Wednesday, June 23, 2010

Wednesday Media Rant: Them Changes

We got a bit of water in the lower level of our home in Monday night’s storm; not a lot. My wife sopped it up with a bunch of towels and I manned the mop. Several years ago, our lowest level would flood every time it rained hard, so we replaced the carpet with tile, and installed commercial six-inch rain gutters. We have a lot of roof to “drain”. Expensive, but it turned out to be one of the best investments in the house we’ve ever made. Now, it takes a downpour like Monday night’s to get us wet, and we can clean it up quickly. The sump pump ran almost continuously until about 10 PM.

I have a pretty good amateur weather station set up at home, and we got 1.76 inches of rain in 40 minutes at our south suburban Madison location. That’s a LOT of rain in a short time, a rate of almost three inches an hour, and that’s serious rainfall.

We were watching TV until DishNet gave out about 7:45. Channel 15’s David George said the cloud tops over Rock County were between 40 and 45 thousand feet – VERY unusually high – and since our dish looks south, there was just too much “weather” for the signal to get through. Our Charter broadband stayed up, though, so we were able to get weather coverage and radar on my wife’s iPad. DishNet popped back on about 8:45, when the storms south of us had moved away to the east.

I have railed year after year about the excesses of the local TV stations when there’s a storm; but, to be honest, I really think they’ve toned it down a bit. At least it seemed so, Monday night. All 3 stations – Channels 3, 15, and 27 – had their chief meteorologists on board; all had one of their principal news anchors contributing; and their coverage was WAY toned down compared to prior years. No gloom-and-doom; just the facts.

I sense the public still weighs in on my side of this weather coverage equation, because the anchors kept acknowledging the number of calls they were getting about interrupting programming, and re-stating their “policy” of staying on continuous weather coverage any time there’s a tornado warning in the area.

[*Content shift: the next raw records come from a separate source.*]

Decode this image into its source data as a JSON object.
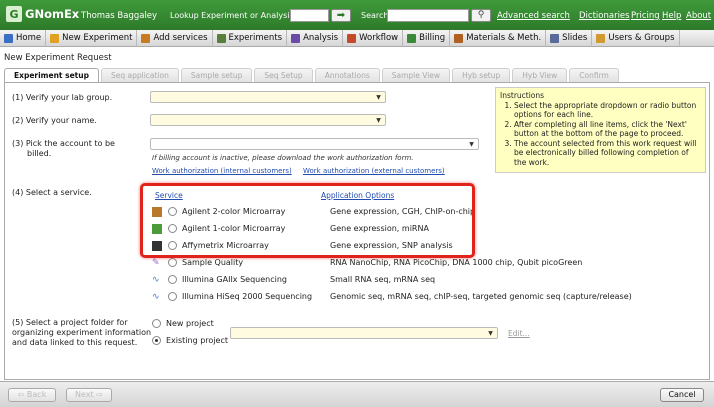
{
  "header": {
    "app_name": "GNomEx",
    "user_name": "Thomas Baggaley",
    "lookup_label": "Lookup Experiment or Analysis by #",
    "search_label": "Search",
    "links": [
      "Advanced search",
      "Dictionaries",
      "Pricing",
      "Help",
      "About"
    ]
  },
  "nav": [
    {
      "label": "Home",
      "icon": "home-icon",
      "color": "#3a6fc4"
    },
    {
      "label": "New Experiment",
      "icon": "experiment-icon",
      "color": "#e0a020"
    },
    {
      "label": "Add services",
      "icon": "flask-icon",
      "color": "#c87a20"
    },
    {
      "label": "Experiments",
      "icon": "beaker-icon",
      "color": "#5a7f3a"
    },
    {
      "label": "Analysis",
      "icon": "analysis-icon",
      "color": "#6c4ba8"
    },
    {
      "label": "Workflow",
      "icon": "workflow-icon",
      "color": "#c44a2a"
    },
    {
      "label": "Billing",
      "icon": "billing-icon",
      "color": "#3a8a3a"
    },
    {
      "label": "Materials & Meth.",
      "icon": "materials-icon",
      "color": "#b06020"
    },
    {
      "label": "Slides",
      "icon": "slides-icon",
      "color": "#5a6a9a"
    },
    {
      "label": "Users & Groups",
      "icon": "users-icon",
      "color": "#d09a30"
    }
  ],
  "panel_title": "New Experiment Request",
  "tabs": [
    "Experiment setup",
    "Seq application",
    "Sample setup",
    "Seq Setup",
    "Annotations",
    "Sample View",
    "Hyb setup",
    "Hyb View",
    "Confirm"
  ],
  "questions": {
    "q1": "(1) Verify your lab group.",
    "q2": "(2) Verify your name.",
    "q3_line1": "(3) Pick the account to be",
    "q3_line2": "billed.",
    "q4": "(4) Select a service.",
    "q5_line1": "(5) Select a project folder for",
    "q5_line2": "organizing experiment information",
    "q5_line3": "and data linked to this request."
  },
  "billing": {
    "note": "If billing account is inactive, please download the work authorization form.",
    "link_internal": "Work authorization (internal customers)",
    "link_external": "Work authorization (external customers)"
  },
  "instructions": {
    "title": "Instructions",
    "items": [
      "Select the appropriate dropdown or radio button options for each line.",
      "After completing all line items, click the 'Next' button at the bottom of the page to proceed.",
      "The account selected from this work request will be electronically billed following completion of the work."
    ]
  },
  "services": {
    "header_service": "Service",
    "header_options": "Application Options",
    "rows": [
      {
        "name": "Agilent 2-color Microarray",
        "options": "Gene expression, CGH, ChIP-on-chip",
        "icon": "two-color-chip-icon"
      },
      {
        "name": "Agilent 1-color Microarray",
        "options": "Gene expression, miRNA",
        "icon": "one-color-chip-icon"
      },
      {
        "name": "Affymetrix Microarray",
        "options": "Gene expression, SNP analysis",
        "icon": "affy-chip-icon"
      },
      {
        "name": "Sample Quality",
        "options": "RNA NanoChip, RNA PicoChip, DNA 1000 chip, Qubit picoGreen",
        "icon": "sample-quality-icon"
      },
      {
        "name": "Illumina GAIIx Sequencing",
        "options": "Small RNA seq, mRNA seq",
        "icon": "dna-icon"
      },
      {
        "name": "Illumina HiSeq 2000 Sequencing",
        "options": "Genomic seq, mRNA seq, chIP-seq, targeted genomic seq (capture/release)",
        "icon": "dna-icon"
      }
    ]
  },
  "project": {
    "new_label": "New project",
    "existing_label": "Existing project",
    "selected": "Existing project",
    "edit_label": "Edit..."
  },
  "footer": {
    "back": "Back",
    "next": "Next",
    "cancel": "Cancel"
  },
  "colors": {
    "brand_green": "#2e7a2b",
    "highlight_red": "#e0241b",
    "link_blue": "#224cb0",
    "combo_fill": "#fffbe0",
    "instructions_fill": "#ffffc2"
  }
}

Local radio? WIBA-AM had the full crew on, going wall-to-wall with News Director Robin Colbert coordinating and anchoring the coverage, with live reports from all over Dane County and constant weather updates from the Channel 27 crew. My old alma mater, WTDY-AM, was in syndicated programming, with “Doctor” Drew and his locker room pals holding a disgustingly graphic discussion about anal sex. Fail.

The biggest media change I noted was Tuesday morning’s State Journal. A couple hundred words on page 3 of the print edition. Just a brief narrative about the regional aspects of the storm.

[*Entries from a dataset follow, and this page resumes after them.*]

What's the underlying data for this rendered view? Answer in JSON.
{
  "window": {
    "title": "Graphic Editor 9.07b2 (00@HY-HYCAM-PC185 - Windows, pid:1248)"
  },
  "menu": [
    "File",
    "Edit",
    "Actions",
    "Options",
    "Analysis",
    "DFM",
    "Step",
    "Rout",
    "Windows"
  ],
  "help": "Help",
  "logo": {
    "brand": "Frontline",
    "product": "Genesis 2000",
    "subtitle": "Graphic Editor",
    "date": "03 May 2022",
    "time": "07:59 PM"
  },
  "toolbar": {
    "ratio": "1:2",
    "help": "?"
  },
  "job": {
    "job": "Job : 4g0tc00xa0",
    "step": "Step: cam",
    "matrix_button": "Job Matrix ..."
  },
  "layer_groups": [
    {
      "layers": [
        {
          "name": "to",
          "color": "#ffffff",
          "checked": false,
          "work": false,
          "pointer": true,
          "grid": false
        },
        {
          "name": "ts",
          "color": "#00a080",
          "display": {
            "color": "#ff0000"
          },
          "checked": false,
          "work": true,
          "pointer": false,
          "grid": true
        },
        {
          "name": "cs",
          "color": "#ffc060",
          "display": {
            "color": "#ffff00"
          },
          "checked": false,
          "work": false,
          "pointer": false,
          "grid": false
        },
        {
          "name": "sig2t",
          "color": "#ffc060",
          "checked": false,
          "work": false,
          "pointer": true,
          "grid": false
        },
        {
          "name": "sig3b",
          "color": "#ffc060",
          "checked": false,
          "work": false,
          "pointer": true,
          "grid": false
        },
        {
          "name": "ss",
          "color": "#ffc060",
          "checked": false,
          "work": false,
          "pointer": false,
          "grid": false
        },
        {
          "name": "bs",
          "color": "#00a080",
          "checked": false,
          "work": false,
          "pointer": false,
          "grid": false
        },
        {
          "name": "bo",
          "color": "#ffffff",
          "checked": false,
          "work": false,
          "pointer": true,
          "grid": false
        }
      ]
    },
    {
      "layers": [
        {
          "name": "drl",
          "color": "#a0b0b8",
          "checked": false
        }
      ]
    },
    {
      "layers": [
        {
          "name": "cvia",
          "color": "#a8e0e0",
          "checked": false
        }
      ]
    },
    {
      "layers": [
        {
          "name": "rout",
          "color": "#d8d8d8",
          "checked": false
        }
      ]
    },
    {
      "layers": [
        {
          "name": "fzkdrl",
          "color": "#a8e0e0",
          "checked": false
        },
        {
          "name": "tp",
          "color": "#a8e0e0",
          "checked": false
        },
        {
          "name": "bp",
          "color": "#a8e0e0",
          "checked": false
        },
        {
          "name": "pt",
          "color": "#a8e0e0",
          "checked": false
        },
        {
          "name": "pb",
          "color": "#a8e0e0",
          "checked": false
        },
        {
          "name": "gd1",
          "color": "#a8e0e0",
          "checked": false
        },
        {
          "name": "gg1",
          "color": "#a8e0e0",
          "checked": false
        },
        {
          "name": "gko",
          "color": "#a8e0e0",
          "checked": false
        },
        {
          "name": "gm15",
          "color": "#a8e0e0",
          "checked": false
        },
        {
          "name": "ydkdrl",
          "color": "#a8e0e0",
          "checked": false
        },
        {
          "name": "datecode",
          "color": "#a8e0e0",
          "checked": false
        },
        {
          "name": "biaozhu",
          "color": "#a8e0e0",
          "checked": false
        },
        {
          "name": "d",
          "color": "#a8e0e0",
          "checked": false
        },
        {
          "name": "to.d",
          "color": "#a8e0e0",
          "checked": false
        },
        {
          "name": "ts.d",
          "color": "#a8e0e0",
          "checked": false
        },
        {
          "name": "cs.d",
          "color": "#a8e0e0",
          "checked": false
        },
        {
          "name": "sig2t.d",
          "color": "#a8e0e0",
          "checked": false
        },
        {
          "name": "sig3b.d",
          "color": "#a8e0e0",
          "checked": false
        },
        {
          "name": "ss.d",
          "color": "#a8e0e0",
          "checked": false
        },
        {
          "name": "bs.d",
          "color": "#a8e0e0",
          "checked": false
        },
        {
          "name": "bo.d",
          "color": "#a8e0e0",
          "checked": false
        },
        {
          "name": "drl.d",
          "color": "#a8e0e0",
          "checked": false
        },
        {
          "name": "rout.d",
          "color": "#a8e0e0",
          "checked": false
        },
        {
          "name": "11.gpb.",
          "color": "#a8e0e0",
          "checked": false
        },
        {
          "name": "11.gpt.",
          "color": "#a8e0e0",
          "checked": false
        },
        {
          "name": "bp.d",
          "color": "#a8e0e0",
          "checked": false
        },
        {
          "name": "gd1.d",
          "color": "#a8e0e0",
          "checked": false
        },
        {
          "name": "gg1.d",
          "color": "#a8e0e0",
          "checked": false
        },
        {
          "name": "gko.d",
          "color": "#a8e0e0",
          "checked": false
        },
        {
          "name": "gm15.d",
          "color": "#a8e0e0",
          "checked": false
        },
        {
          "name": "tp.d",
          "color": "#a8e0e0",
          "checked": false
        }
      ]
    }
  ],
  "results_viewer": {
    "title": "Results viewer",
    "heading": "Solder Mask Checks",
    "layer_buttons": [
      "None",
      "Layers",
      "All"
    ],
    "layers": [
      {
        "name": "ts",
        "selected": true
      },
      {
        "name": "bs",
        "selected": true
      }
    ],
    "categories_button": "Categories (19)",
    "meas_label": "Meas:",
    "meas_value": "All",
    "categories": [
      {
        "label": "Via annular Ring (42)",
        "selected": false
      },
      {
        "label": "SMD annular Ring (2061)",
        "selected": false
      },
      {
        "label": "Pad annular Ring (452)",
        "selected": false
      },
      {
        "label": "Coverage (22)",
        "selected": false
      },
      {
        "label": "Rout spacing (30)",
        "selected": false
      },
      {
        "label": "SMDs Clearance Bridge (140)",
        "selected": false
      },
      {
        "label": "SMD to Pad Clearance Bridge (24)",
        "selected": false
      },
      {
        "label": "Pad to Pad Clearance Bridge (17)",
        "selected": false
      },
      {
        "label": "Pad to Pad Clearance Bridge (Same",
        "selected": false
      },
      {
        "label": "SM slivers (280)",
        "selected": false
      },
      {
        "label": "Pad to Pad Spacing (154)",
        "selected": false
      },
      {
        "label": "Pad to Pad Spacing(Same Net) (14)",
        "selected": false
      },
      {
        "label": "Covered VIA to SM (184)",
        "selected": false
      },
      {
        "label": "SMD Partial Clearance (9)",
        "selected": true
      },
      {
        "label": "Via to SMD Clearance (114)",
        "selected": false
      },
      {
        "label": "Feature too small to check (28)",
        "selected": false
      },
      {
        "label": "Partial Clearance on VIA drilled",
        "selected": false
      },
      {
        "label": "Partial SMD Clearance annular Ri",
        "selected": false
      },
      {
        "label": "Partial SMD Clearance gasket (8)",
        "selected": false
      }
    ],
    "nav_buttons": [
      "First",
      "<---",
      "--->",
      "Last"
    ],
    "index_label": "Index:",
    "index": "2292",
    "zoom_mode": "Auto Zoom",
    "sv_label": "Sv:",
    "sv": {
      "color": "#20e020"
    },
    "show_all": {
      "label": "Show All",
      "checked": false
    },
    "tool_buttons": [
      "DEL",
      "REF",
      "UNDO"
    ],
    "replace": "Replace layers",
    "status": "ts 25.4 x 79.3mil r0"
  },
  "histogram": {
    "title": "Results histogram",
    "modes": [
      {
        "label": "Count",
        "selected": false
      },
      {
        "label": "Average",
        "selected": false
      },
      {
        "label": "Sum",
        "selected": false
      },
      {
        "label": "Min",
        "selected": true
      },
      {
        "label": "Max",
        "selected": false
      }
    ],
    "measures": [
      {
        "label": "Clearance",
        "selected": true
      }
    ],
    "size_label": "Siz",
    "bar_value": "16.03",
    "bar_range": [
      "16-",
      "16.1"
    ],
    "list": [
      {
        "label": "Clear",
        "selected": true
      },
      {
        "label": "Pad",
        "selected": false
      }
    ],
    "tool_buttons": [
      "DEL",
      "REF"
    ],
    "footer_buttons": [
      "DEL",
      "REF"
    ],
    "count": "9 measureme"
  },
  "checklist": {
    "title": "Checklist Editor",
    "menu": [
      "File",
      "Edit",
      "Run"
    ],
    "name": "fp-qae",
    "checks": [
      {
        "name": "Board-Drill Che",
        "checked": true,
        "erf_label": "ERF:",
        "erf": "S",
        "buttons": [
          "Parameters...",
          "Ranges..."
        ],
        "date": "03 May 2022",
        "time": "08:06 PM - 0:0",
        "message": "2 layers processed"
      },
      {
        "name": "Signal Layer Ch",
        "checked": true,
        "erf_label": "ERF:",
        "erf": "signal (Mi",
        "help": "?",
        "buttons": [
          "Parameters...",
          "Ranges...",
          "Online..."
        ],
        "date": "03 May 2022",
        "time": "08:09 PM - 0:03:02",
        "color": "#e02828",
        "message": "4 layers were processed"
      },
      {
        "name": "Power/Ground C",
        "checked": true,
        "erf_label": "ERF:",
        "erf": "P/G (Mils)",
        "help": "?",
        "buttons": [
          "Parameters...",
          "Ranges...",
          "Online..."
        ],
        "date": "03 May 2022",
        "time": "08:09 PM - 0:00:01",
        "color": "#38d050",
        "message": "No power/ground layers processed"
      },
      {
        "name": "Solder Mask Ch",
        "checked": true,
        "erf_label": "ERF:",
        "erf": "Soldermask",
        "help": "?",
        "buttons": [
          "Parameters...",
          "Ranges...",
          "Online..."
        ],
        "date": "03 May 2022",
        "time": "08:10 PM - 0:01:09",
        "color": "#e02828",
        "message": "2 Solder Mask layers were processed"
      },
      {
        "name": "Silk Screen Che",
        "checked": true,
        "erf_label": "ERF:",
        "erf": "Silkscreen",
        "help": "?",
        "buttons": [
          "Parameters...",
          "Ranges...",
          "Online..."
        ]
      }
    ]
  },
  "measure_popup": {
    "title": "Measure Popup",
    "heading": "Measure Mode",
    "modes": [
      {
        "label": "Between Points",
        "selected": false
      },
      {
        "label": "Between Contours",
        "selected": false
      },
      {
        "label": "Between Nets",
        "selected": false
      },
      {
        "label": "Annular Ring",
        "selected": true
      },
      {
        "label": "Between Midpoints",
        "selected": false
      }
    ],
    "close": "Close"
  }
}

But – when I fired up the computer Tuesday morning and went to Madison.com I found a great article about the storm, written by that crafty observer and talented wordsmith George Hesselberg, complete with details about local street flooding, regional affects of the storm, and accompanied by several interesting photos of the storm’s aftermath.

That’s a BIG change. The paper’s best and most compelling coverage of an event that everybody talked about all day Tuesday was not in their print edition, but in their online portal.

Toned-down local TV weather coverage, and the State Journal’s best stuff is online? Certainly the apocalypse is nigh.

1 comment:

  1. Tim: Because of the way the schedules work, I was on the web desk that day on a 5 a.m. ti 1 p.m. shift, so I was writing exclusively for the web. Which also meant I was hustling for photos, too. I was fortunate to have a hard news-loving web editor. I too looked for more weather stuff in the print edition, but that was a matter of timing. Curious times, these. Thanks for hi-ho.